Saturday, November 10, 2012 : 10:35 AM
Chesapeake (Sheraton Baltimore City Center Hotel)

*Names in bold indicate Presenter

Maryann Feldman, University of North Carolina at Chapel Hill and Alexandra Graddy-Reed, University of North Carolina, Chapel Hill


Accelerating Commercialization: The new model of strategic foundations 

Maryann Feldman and Alex Graddy-Reed

University of North Carolina, Chapel Hill

Abstract:  A new strategic funding model utilized by private foundations and based on venture capital investing is radically changing the ways in academic research is conducted and commercialized. This category of strategic foundations prefers to invest rather than contribute, takes an active role in project management, and sets benchmarks and goals as a condition for additional funding.  Most strategic foundations have been organized around very specific research foci, specifically to find new drugs, therapeutics and vaccines for disease targets, or to provide ideas for neglected scientific problems such as water purification, agricultural sustainability and energy efficiency.  Examples include the Michael J. Fox Foundation (MJFF), “dedicated to finding a cure for Parkinson’s disease through an aggressively funded research agenda and to ensure the development of improved therapies,” and The Better World Trust, which uses venture philanthropy to fund training and research within the fields of sustainable agriculture, clean water, sanitation, and clean energy. The model of these foundations is predicated on an aggressive collaboration model that requires researchers to share their data, make all findings public immediately, and pressures universities to forego intellectual property (IP) rights and possible licensing revenues.  Dr. John Q. Trojanowski, researcher at the University of Pennsylvania reported in the New York times that, “It’s not science the way most of us have practiced it in our careers. But we all realized that we would never get biomarkers unless all of us parked our egos and intellectual-property noses outside the door and agreed that all of our data would be public immediately.”  In the pursuit of new commercialization models, strategic foundations contract with companies to bring discoveries to market.  The terms of these contracts once again impose strict performance standards and the first products funded by strategic foundations are now in clinical trials.  Despite the growing importance of these strategic funding models, little is known about their objectives, operations and impact of achieving results.
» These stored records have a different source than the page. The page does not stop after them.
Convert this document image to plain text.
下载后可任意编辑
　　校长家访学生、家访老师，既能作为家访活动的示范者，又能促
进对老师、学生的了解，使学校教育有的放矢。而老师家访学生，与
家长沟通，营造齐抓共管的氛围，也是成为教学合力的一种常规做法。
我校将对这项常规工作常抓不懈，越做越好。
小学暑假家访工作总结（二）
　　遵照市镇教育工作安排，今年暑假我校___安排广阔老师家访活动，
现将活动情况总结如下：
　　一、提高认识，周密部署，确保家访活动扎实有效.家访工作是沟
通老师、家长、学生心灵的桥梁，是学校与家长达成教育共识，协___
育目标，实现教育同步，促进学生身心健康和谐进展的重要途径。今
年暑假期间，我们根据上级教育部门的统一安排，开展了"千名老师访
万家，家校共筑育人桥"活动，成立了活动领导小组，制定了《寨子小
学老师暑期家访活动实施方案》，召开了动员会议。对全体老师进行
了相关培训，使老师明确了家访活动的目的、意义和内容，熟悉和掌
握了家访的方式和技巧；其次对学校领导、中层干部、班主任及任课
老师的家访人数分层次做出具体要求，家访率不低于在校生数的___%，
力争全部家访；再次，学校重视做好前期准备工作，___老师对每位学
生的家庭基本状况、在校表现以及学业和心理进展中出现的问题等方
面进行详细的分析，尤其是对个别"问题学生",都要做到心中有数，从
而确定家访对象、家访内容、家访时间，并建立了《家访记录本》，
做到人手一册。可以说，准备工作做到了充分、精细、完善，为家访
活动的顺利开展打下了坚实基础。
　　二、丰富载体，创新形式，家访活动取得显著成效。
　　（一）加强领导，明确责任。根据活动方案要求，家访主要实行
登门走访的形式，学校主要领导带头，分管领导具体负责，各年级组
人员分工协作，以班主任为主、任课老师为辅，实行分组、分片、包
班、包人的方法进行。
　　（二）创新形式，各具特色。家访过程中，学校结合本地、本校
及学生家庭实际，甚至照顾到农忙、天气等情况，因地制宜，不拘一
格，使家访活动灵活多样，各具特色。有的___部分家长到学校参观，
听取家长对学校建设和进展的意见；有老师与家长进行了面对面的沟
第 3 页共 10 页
This paper lays the groundwork for understanding this emerging phenomenon.  We compile data on approximately 30 strategic foundations, their funded research projects and progress towards commercializing research results as the empirical basis for our analysis.  Interviews with strategic foundation program managers, university researchers and administrators, and company executives round out our investigation.  The paper concludes with a discussion of the relative merits of this new model, which acts as an intermediary to facilitate research commercialization.